前言
本文所需要的安装包&Flume配置文件,博主都已上传,链接为本文涉及的安装包&Flume配置文件,请自行下载~
- flume作为日志实时采集的框架, 可以与Spark Streaming实时处理框架进行对接.
- flume实时产生数据, Spark Streaming做实时处理
- Spark Streaming对接fluem有两种方式,一种是Flume将消息Push推给Spark Streaming;还有一种是Spark Streaming从flume中Poll拉取数据.

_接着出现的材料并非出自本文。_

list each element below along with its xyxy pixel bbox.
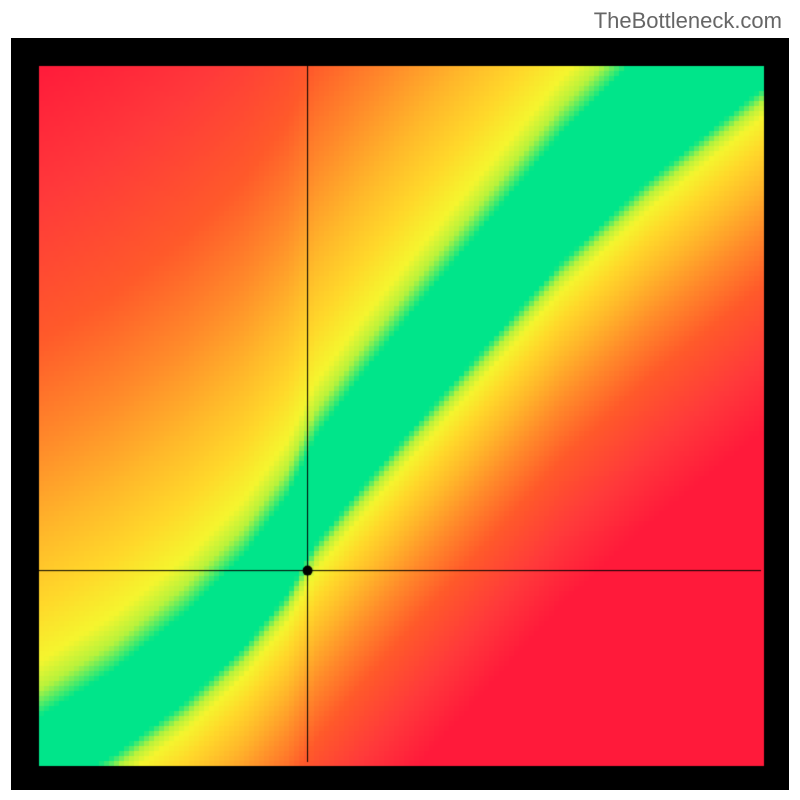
page-container: TheBottleneck.com (0, 0, 800, 800)
heatmap-canvas (11, 38, 789, 790)
watermark-text: TheBottleneck.com (594, 8, 782, 34)
bottleneck-heatmap (11, 38, 789, 790)
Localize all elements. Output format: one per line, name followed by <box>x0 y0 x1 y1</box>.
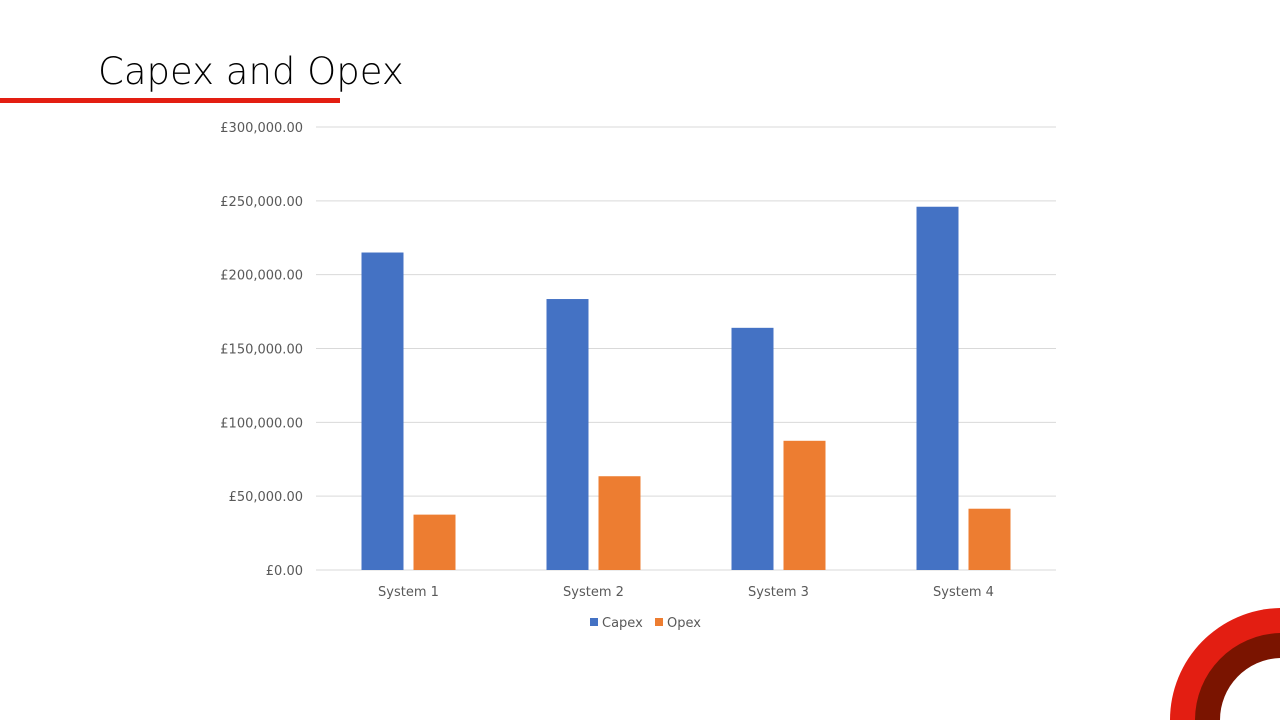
logo-icon <box>1170 608 1280 720</box>
y-tick-label: £200,000.00 <box>220 269 303 284</box>
y-tick-label: £150,000.00 <box>220 343 303 358</box>
legend-swatch-capex <box>590 618 598 626</box>
bar-opex-1 <box>413 514 456 570</box>
bar-chart: £0.00 £50,000.00 £100,000.00 £150,000.00 £20… <box>220 121 1056 631</box>
title-underline <box>0 98 340 103</box>
x-tick-label: System 2 <box>563 585 624 600</box>
slide-title: Capex and Opex <box>98 50 404 93</box>
legend-label-opex: Opex <box>667 616 701 631</box>
bar-opex-4 <box>968 508 1011 570</box>
y-tick-label: £0.00 <box>266 564 303 579</box>
legend-swatch-opex <box>655 618 663 626</box>
y-tick-label: £100,000.00 <box>220 416 303 431</box>
bar-opex-3 <box>783 440 826 570</box>
bar-capex-1 <box>361 252 404 570</box>
x-tick-label: System 3 <box>748 585 809 600</box>
bar-capex-4 <box>916 206 959 571</box>
x-tick-label: System 4 <box>933 585 994 600</box>
bar-opex-2 <box>598 476 641 570</box>
x-tick-label: System 1 <box>378 585 439 600</box>
bar-capex-3 <box>731 327 774 570</box>
y-tick-label: £300,000.00 <box>220 121 303 136</box>
y-tick-label: £250,000.00 <box>220 195 303 210</box>
bar-capex-2 <box>546 299 589 570</box>
y-tick-label: £50,000.00 <box>229 490 303 505</box>
legend-label-capex: Capex <box>602 616 643 631</box>
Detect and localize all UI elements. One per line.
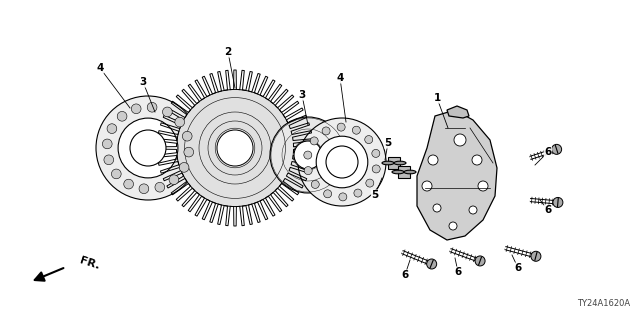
Circle shape — [469, 206, 477, 214]
Circle shape — [366, 179, 374, 187]
Ellipse shape — [404, 170, 416, 174]
Circle shape — [472, 155, 482, 165]
Circle shape — [131, 104, 141, 114]
Circle shape — [422, 181, 432, 191]
Text: TY24A1620A: TY24A1620A — [577, 299, 630, 308]
Polygon shape — [417, 110, 497, 240]
Circle shape — [184, 147, 194, 157]
Circle shape — [311, 180, 319, 188]
Polygon shape — [398, 166, 410, 178]
Circle shape — [179, 163, 189, 172]
Circle shape — [326, 146, 358, 178]
Circle shape — [339, 193, 347, 201]
Circle shape — [475, 256, 485, 266]
Circle shape — [294, 141, 322, 169]
Text: 6: 6 — [515, 263, 522, 273]
Circle shape — [552, 144, 562, 154]
Circle shape — [139, 184, 148, 194]
Text: 3: 3 — [298, 90, 306, 100]
Text: 4: 4 — [96, 63, 104, 73]
Circle shape — [217, 130, 253, 166]
Circle shape — [182, 131, 192, 141]
Circle shape — [104, 155, 114, 165]
Circle shape — [324, 190, 332, 198]
Circle shape — [316, 136, 368, 188]
Text: 1: 1 — [433, 93, 440, 103]
Circle shape — [353, 126, 360, 134]
Circle shape — [175, 117, 184, 127]
Circle shape — [124, 179, 134, 189]
Circle shape — [372, 165, 380, 173]
Text: 6: 6 — [545, 147, 552, 157]
Text: 5: 5 — [385, 138, 392, 148]
Text: 6: 6 — [454, 267, 461, 277]
Circle shape — [96, 96, 200, 200]
Text: 3: 3 — [140, 77, 147, 87]
Circle shape — [111, 169, 121, 179]
Text: 5: 5 — [371, 190, 379, 200]
Circle shape — [372, 149, 380, 157]
Text: 4: 4 — [336, 73, 344, 83]
Circle shape — [147, 102, 157, 112]
Text: FR.: FR. — [78, 255, 100, 271]
Text: 2: 2 — [225, 47, 232, 57]
Circle shape — [169, 175, 179, 185]
Ellipse shape — [392, 170, 404, 174]
Circle shape — [177, 90, 294, 207]
Circle shape — [107, 124, 116, 133]
Circle shape — [304, 151, 312, 159]
Circle shape — [449, 222, 457, 230]
Ellipse shape — [394, 161, 406, 165]
Circle shape — [531, 251, 541, 261]
Text: 6: 6 — [401, 270, 408, 280]
Polygon shape — [447, 106, 469, 118]
Circle shape — [433, 204, 441, 212]
Ellipse shape — [382, 161, 394, 165]
Circle shape — [310, 137, 318, 145]
Circle shape — [118, 118, 178, 178]
Circle shape — [322, 127, 330, 135]
Polygon shape — [388, 157, 400, 169]
Circle shape — [102, 139, 112, 149]
Circle shape — [428, 155, 438, 165]
Text: 6: 6 — [545, 205, 552, 215]
Circle shape — [427, 259, 436, 269]
Circle shape — [130, 130, 166, 166]
Circle shape — [155, 182, 164, 192]
Circle shape — [270, 117, 346, 193]
Circle shape — [304, 167, 312, 175]
Circle shape — [454, 134, 466, 146]
Circle shape — [365, 136, 372, 144]
Circle shape — [478, 181, 488, 191]
Circle shape — [117, 111, 127, 121]
Circle shape — [553, 197, 563, 207]
Circle shape — [298, 118, 386, 206]
Circle shape — [337, 123, 345, 131]
Circle shape — [163, 107, 172, 117]
Circle shape — [354, 189, 362, 197]
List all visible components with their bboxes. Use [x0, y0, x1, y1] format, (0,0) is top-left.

1. Spark Streaming从Flume中Poll拉取数据
1.1 flume前期准备
- 安装flume1.6以上
- 下载依赖包
spark-streaming-flume-sink_2.11-2.0.2.jar放入到flume的lib目录下. - 修改flume/lib下的scala依赖包版本
从spark安装目录的jars文件夹下找到scala-library-2.11.8.jar 包, 替换掉flume/lib目录下自带的scala-library-2.11.8.jar包. - 写flume的agent, 注意既然是拉取的方式,那么flume向自己所在的机器上产数据就行.
- 编写flume-poll.conf配置文件
a1.sources = r1
a1.sinks = k1
a1.channels = c1
#source
a1.sources.r1.channels = c1
a1.sources.r1.type = spooldir
a1.sources.r1.spoolDir = /root/data
a1.sources.r1.fileHeader = true
channel
a1.channels.c1.type =memory
a1.channels.c1.capacity = 20000
a1.channels.c1.transactionCapacity=5000
#sinks
a1.sinks.k1.channel = c1
a1.sinks.k1.type = org.apache.spark.streaming.flume.sink.SparkSink
a1.sinks.k1.hostname=hdp-node-01
a1.sinks.k1.port = 8888
a1.sinks.k1.batchSize= 2000
1.2 Spark Streaming前期准备,编写Spark Streaming程序
- pom文件中导入依赖
<dependency>
<groupId>org.apache.spark</groupId>
<artifactId>spark-streaming-flume_2.11</artifactId>
<version>2.0.2</version>
</dependency>
- 使用scala编写spark程序
程序中需要指导fluem agent的ip地址+端口号,详情见1.1中flume配置conf的sink信息
package cn.acece.sparkStreamingtest
import org.apache.spark.{SparkConf, SparkContext}
import org.apache.spark.streaming.{Seconds, StreamingContext}
import org.apache.spark.streaming.dstream.{DStream, ReceiverInputDStream}
import org.apache.spark.streaming.flume.{FlumeUtils, SparkFlumeEvent}
//todo:sparkStreaming整合flume----采用的是拉模式
object SparkStreamingPollFlume {
def main(args: Array[String]): Unit = {
//1、创建sparkConf
val sparkConf: SparkConf = new SparkConf().setAppName("SparkStreamingPollFlume").setMaster("local[2]")
//2、创建sparkContext
val sc = new SparkContext(sparkConf)
sc.setLogLevel("WARN")
//3、创建streamingContext
val ssc = new StreamingContext(sc,Seconds(5))
ssc.checkpoint("./flume")
//4、通过FlumeUtils调用createPollingStream方法获取flume中的数据
val pollingStream: ReceiverInputDStream[SparkFlumeEvent] = FlumeUtils.createPollingStream(ssc,"192.168.200.100",8888)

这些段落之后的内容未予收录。